Du bist auch in Tschechien aufgetreten. Gibt es Unterschiede zwischen dem Publikum in Deutschland und im Ausland?

In Prag hatte ich den Eindruck, dass sich das Publikum eher nach den Klassikern sehnt und dass die zeitgenössische Komödie dort nicht so geschätzt wird. Aber das Stück Diebe, in dem ich in Prag gespielt habe, hat sehr gut in Mexiko funktioniert, das kulturell noch viel weiter entfernt liegt. Ich glaube, dass die Entfernung fast eine Hilfe ist.
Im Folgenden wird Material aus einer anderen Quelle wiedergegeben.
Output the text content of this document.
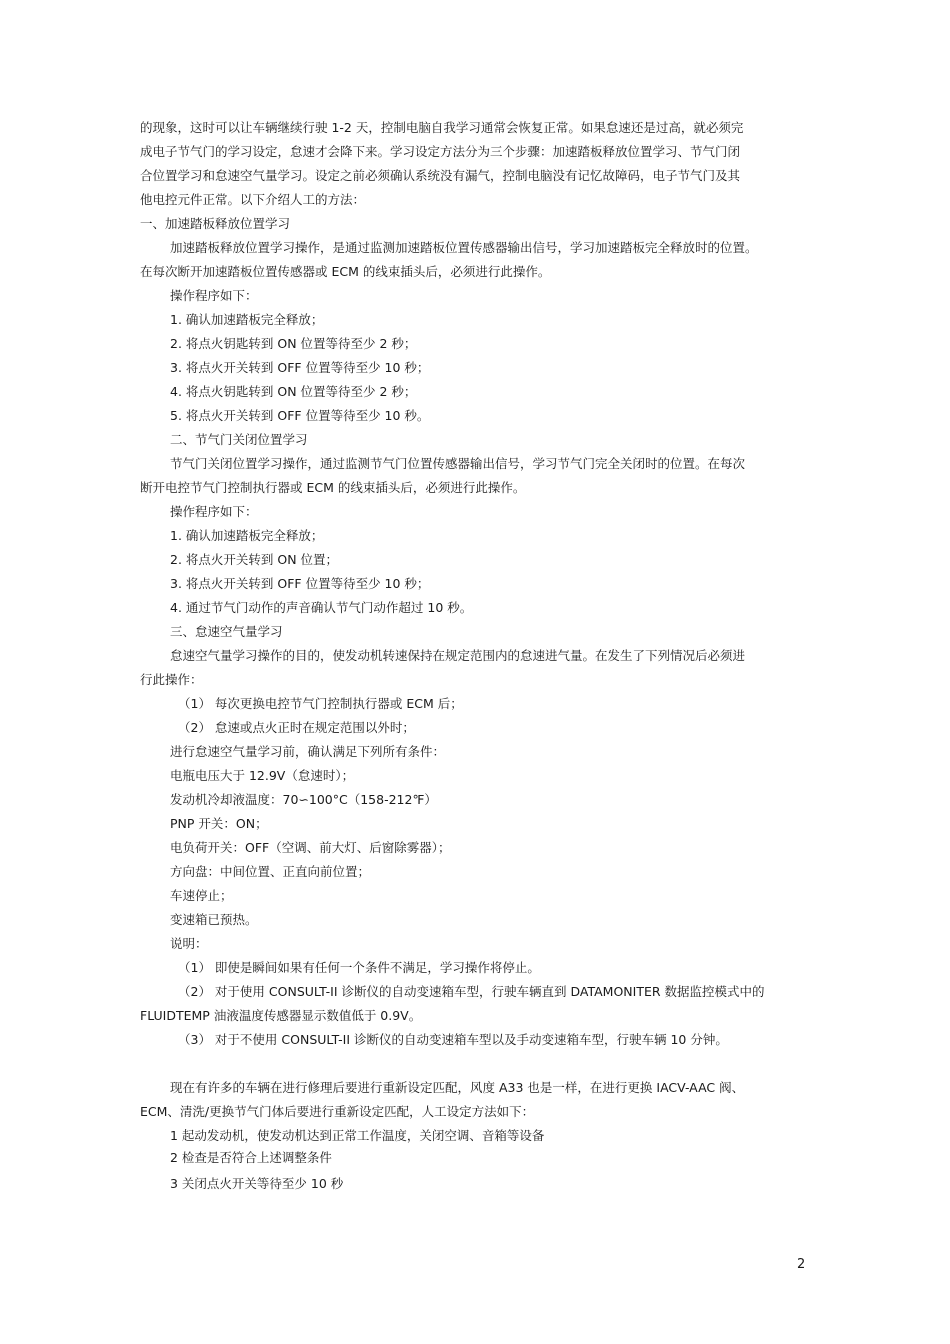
的现象，这时可以让车辆继续行驶 1-2 天，控制电脑自我学习通常会恢复正常。如果怠速还是过高，就必须完
成电子节气门的学习设定，怠速才会降下来。学习设定方法分为三个步骤：加速踏板释放位置学习、节气门闭
合位置学习和怠速空气量学习。设定之前必须确认系统没有漏气，控制电脑没有记忆故障码，电子节气门及其
他电控元件正常。以下介绍人工的方法：
一、加速踏板释放位置学习
加速踏板释放位置学习操作，是通过监测加速踏板位置传感器输出信号，学习加速踏板完全释放时的位置。
在每次断开加速踏板位置传感器或 ECM 的线束插头后，必须进行此操作。
操作程序如下：
1. 确认加速踏板完全释放；
2. 将点火钥匙转到 ON 位置等待至少 2 秒；
3. 将点火开关转到 OFF 位置等待至少 10 秒；
4. 将点火钥匙转到 ON 位置等待至少 2 秒；
5. 将点火开关转到 OFF 位置等待至少 10 秒。
二、节气门关闭位置学习
节气门关闭位置学习操作，通过监测节气门位置传感器输出信号，学习节气门完全关闭时的位置。在每次
断开电控节气门控制执行器或 ECM 的线束插头后，必须进行此操作。
操作程序如下：
1. 确认加速踏板完全释放；
2. 将点火开关转到 ON 位置；
3. 将点火开关转到 OFF 位置等待至少 10 秒；
4. 通过节气门动作的声音确认节气门动作超过 10 秒。
三、怠速空气量学习
怠速空气量学习操作的目的，使发动机转速保持在规定范围内的怠速进气量。在发生了下列情况后必须进
行此操作：
（1） 每次更换电控节气门控制执行器或 ECM 后；
（2） 怠速或点火正时在规定范围以外时；
进行怠速空气量学习前，确认满足下列所有条件：
电瓶电压大于 12.9V（怠速时）；
发动机冷却液温度：70∽100°C（158-212℉）
PNP 开关：ON；
电负荷开关：OFF（空调、前大灯、后窗除雾器）；
方向盘：中间位置、正直向前位置；
车速停止；
变速箱已预热。
说明：
（1） 即使是瞬间如果有任何一个条件不满足，学习操作将停止。
（2） 对于使用 CONSULT-II 诊断仪的自动变速箱车型，行驶车辆直到 DATAMONITER 数据监控模式中的
FLUIDTEMP 油液温度传感器显示数值低于 0.9V。
（3） 对于不使用 CONSULT-II 诊断仪的自动变速箱车型以及手动变速箱车型，行驶车辆 10 分钟。
现在有许多的车辆在进行修理后要进行重新设定匹配，风度 A33 也是一样，在进行更换 IACV-AAC 阀、
ECM、清洗/更换节气门体后要进行重新设定匹配，人工设定方法如下：
1 起动发动机，使发动机达到正常工作温度，关闭空调、音箱等设备
2 检查是否符合上述调整条件
3 关闭点火开关等待至少 10 秒
2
Je größer sie ist, desto mehr nimmt man den Theaterabend als merkwürdige Farbe von einem anderen Kontinent wahr.

Das Interview führte Michaela Pňačeková

Copyright: Goethe-Institut Prag
July 2012

    Daniel Hoevels

    Geboren 1978 in Schweden. Von 2004–2009 war er Ensemblemitglied am Thalia Theater Hamburg. Dort arbeitete er in zahlreichen Inszenierungen mit den Regisseuren David Bösch, Jorinde Dröse, Andreas Kriegenburg, Stephan Kimmig und Nicolas Stemann. Seit der Spielzeit 2009/10 ist er Ensemblemitglied am Deutschen Theater Berlin und hier u.a. in den Inszenierungen Diebe und Herz der Finsternis von Andreas Kriegenburg sowie in Maria Stuart in der Regie von Stephan Kimmig zu sehen.